Why read it? (Novel) Stephen Crane had never experienced a battle. Yet he was able to portray vividly the mind and impressions of the ordinary foot soldier. You are there with Henry Fleming as he goes from a belief that he will be courageous in war to flight and then to re-engagement in the confusing and frustrating circumstances of the Civil War. However, this is not so much a war story as it is the portrait of the mind of a young recruit as he engages in his first experience of war. It’s a psychological and impressionistic novel. Crane had been much influenced by the philosophy of warfare as displayed in Tolstoy’s War and Peace. Confusion, luck, irony and destruction of minds and bodies.
“He had the belief that real war was a series of death struggles with small time in between for sleep and meals; but since his regiment had come to the field the army had done little but sit still and try to keep warm.” p. 7. ………. “…sudden spatter of firing.” p. 9. ………. “They were going to look at war, the red animal—war, the blood-swollen God.” p. 27.

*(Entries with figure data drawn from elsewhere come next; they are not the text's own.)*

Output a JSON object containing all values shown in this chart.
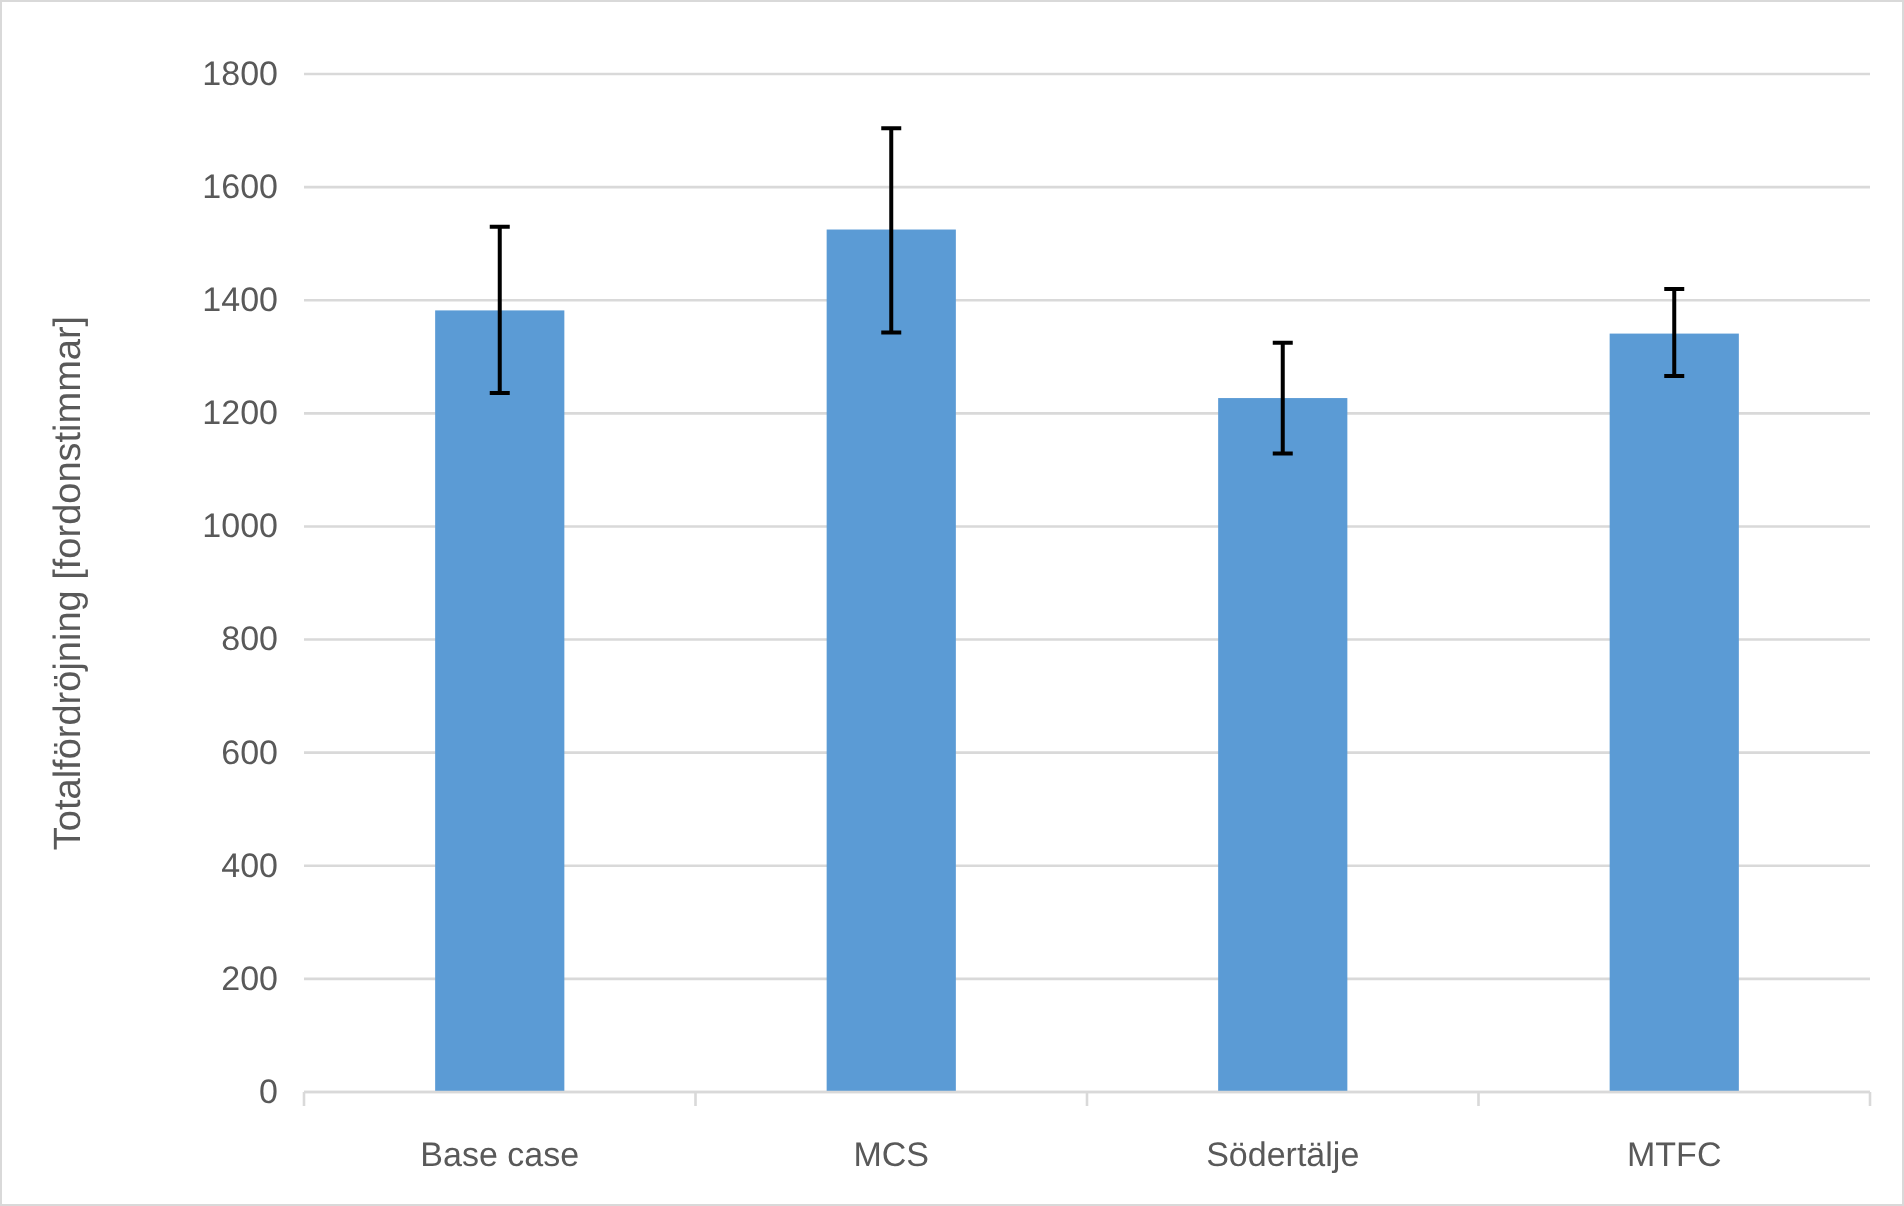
{
  "chart_data": {
    "type": "bar",
    "ylabel": "Totalfördröjning [fordonstimmar]",
    "categories": [
      "Base case",
      "MCS",
      "Södertälje",
      "MTFC"
    ],
    "values": [
      1382,
      1525,
      1227,
      1341
    ],
    "errors": [
      [
        1236,
        1530
      ],
      [
        1343,
        1704
      ],
      [
        1129,
        1325
      ],
      [
        1266,
        1420
      ]
    ],
    "color": "#5b9bd5",
    "ylim": [
      0,
      1800
    ],
    "yticks": [
      0,
      200,
      400,
      600,
      800,
      1000,
      1200,
      1400,
      1600,
      1800
    ],
    "grid": "y"
  }
}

“During this halt many men in the regiment began erecting tiny hills in front of them…used stones, sticks, earth, and anything they thought might turn a bullet…in a short time there was quite a barricade along the regimental fronts…. However, they were ordered to withdraw from that place.” p. 27. ………. “Some wished to fight like duelists, believing it to be correct to stand erect and be, from their feet to their foreheads, a mark…but the others scoffed in reply, and pointed to the veterans on the flanks who were digging at the ground like terriers.” p. 28. ………. “A shell screaming like a storm banshee went over the huddled heads of the reserves…landed in the grove, and exploding redly flung the brown earth…a little shower of pine needles.” p. 33.
“Bullets began to whistle among the branches and nip at the trees; twigs and leaves came sailing down…as if a thousand axes, wee and invisible, were being wielded…. Men were constantly dodging and ducking their heads.” p. 33. ………. “The men dropped here and there like bundles.” p. 40. ………. “As he gazed around him the youth felt a flash of astonishment at the blue, pure sky and the sun gleaming on the trees and fields…. Surprising that nature had gone tranquilly on with her golden process in the midst of so much devilment.” p. 42.

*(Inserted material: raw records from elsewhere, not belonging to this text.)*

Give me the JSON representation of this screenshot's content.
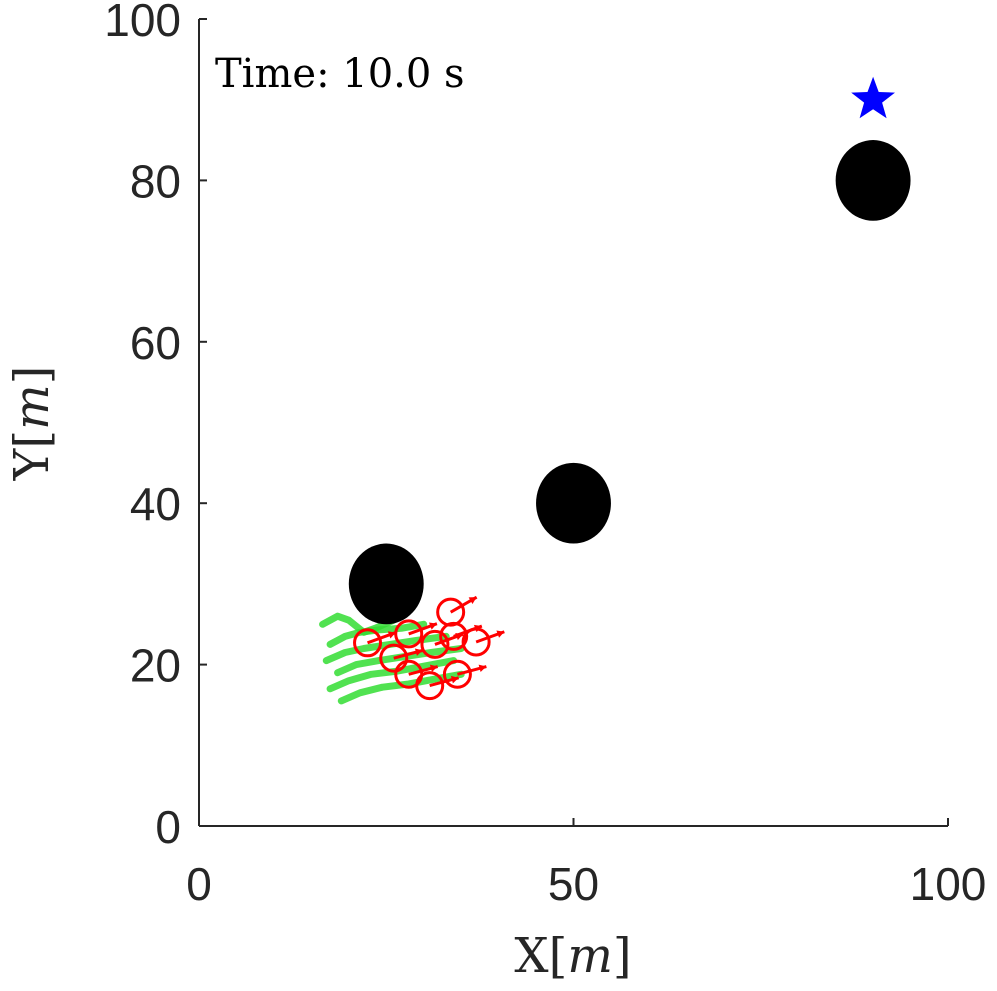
{
  "chart_data": {
    "type": "scatter",
    "annotation": "Time: 10.0 s",
    "xlabel": {
      "main": "X",
      "lbr": "[",
      "unit": "m",
      "rbr": "]"
    },
    "ylabel": {
      "main": "Y",
      "lbr": "[",
      "unit": "m",
      "rbr": "]"
    },
    "xlim": [
      0,
      100
    ],
    "ylim": [
      0,
      100
    ],
    "x_ticks": [
      0,
      50,
      100
    ],
    "y_ticks": [
      0,
      20,
      40,
      60,
      80,
      100
    ],
    "grid": false,
    "colors": {
      "obstacle": "#000000",
      "goal": "#0000ff",
      "agent": "#ff0000",
      "trail": "#33dd33",
      "axis": "#262626"
    },
    "obstacles": [
      {
        "x": 25,
        "y": 30,
        "r": 5
      },
      {
        "x": 50,
        "y": 40,
        "r": 5
      },
      {
        "x": 90,
        "y": 80,
        "r": 5
      }
    ],
    "goal": {
      "x": 90,
      "y": 90,
      "marker": "star"
    },
    "agents": [
      {
        "x": 33.6,
        "y": 26.5,
        "heading": 30
      },
      {
        "x": 22.5,
        "y": 22.7,
        "heading": 20
      },
      {
        "x": 28.0,
        "y": 23.8,
        "heading": 20
      },
      {
        "x": 31.5,
        "y": 22.5,
        "heading": 20
      },
      {
        "x": 34.0,
        "y": 23.5,
        "heading": 20
      },
      {
        "x": 37.0,
        "y": 22.8,
        "heading": 20
      },
      {
        "x": 26.0,
        "y": 20.8,
        "heading": 15
      },
      {
        "x": 28.0,
        "y": 18.8,
        "heading": 15
      },
      {
        "x": 30.8,
        "y": 17.4,
        "heading": 15
      },
      {
        "x": 34.5,
        "y": 18.8,
        "heading": 15
      }
    ],
    "trails": [
      [
        [
          16.5,
          25.0
        ],
        [
          18.5,
          26.0
        ],
        [
          20.0,
          25.5
        ],
        [
          22.0,
          24.0
        ],
        [
          23.5,
          24.5
        ],
        [
          26.0,
          25.5
        ]
      ],
      [
        [
          17.5,
          22.5
        ],
        [
          19.5,
          23.5
        ],
        [
          21.5,
          24.0
        ],
        [
          24.0,
          24.3
        ],
        [
          27.0,
          24.5
        ],
        [
          30.0,
          25.0
        ]
      ],
      [
        [
          17.0,
          20.5
        ],
        [
          19.5,
          21.5
        ],
        [
          22.0,
          22.0
        ],
        [
          25.5,
          22.5
        ],
        [
          29.0,
          23.0
        ],
        [
          33.0,
          23.5
        ]
      ],
      [
        [
          18.5,
          19.0
        ],
        [
          21.0,
          20.0
        ],
        [
          24.0,
          20.5
        ],
        [
          27.5,
          21.0
        ],
        [
          31.0,
          21.5
        ],
        [
          35.0,
          22.0
        ]
      ],
      [
        [
          17.5,
          17.0
        ],
        [
          20.0,
          18.0
        ],
        [
          23.0,
          18.8
        ],
        [
          26.5,
          19.2
        ],
        [
          30.0,
          19.8
        ],
        [
          34.0,
          20.5
        ]
      ],
      [
        [
          19.0,
          15.5
        ],
        [
          21.5,
          16.5
        ],
        [
          24.5,
          17.2
        ],
        [
          28.0,
          17.6
        ],
        [
          31.5,
          18.2
        ],
        [
          35.0,
          18.8
        ]
      ]
    ]
  }
}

“On his face was the horror of those things which he imagined.” p. 46. ………. “He had fled, he told himself, because annihilation approached…had done a good part in saving himself, who was a little piece of the army…had considered the time to be one in which it was the duty of every little piece to rescue itself if possible…. Later the officers could fit the pieces together again, and make a battle front…. If none of the little pieces were wise enough to save themselves from the flurry of death at such a time, why, then where would be the army. …all plain that he had proceeded according to very correct and commendable rules…actions had been sagacious…had been full of strategy.” p. 51.

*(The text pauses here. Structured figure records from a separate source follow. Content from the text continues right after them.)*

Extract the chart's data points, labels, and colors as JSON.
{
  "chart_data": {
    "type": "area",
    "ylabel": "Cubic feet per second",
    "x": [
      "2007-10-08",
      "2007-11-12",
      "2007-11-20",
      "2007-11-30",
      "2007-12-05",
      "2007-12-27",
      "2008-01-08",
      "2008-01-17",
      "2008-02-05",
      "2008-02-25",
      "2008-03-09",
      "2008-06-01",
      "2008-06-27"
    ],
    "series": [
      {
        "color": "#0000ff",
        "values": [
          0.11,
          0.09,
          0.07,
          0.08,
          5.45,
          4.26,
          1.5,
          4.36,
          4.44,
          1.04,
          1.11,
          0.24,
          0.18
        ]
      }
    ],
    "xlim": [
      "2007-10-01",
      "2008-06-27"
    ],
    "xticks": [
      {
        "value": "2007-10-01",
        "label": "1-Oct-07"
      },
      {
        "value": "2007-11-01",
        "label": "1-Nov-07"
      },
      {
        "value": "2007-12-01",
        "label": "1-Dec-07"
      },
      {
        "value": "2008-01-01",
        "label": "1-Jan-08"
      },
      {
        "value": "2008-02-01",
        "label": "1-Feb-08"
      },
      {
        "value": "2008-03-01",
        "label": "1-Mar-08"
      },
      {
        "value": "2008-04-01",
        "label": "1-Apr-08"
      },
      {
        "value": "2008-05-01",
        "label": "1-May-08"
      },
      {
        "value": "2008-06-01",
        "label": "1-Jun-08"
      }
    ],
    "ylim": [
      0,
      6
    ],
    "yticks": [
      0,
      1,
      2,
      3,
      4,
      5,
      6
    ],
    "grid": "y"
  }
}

Comment: And so, Henry Fleming had fled and justified it in his own mind. If he did not save himself, how would he live to fight another day? He would go on to be accidentally hit on the head by a fellow soldier’s rifle, would be bandaged up, would be, therefore, “wounded” and had received his “red badge of courage.” Now he could fight with courage as if he were one with all the other men around him. No question about it. Stephen Crane, without ever having experienced a battle, was able to vividly depict the mind and impressions of the foot soldier. An impressive novel. RayS.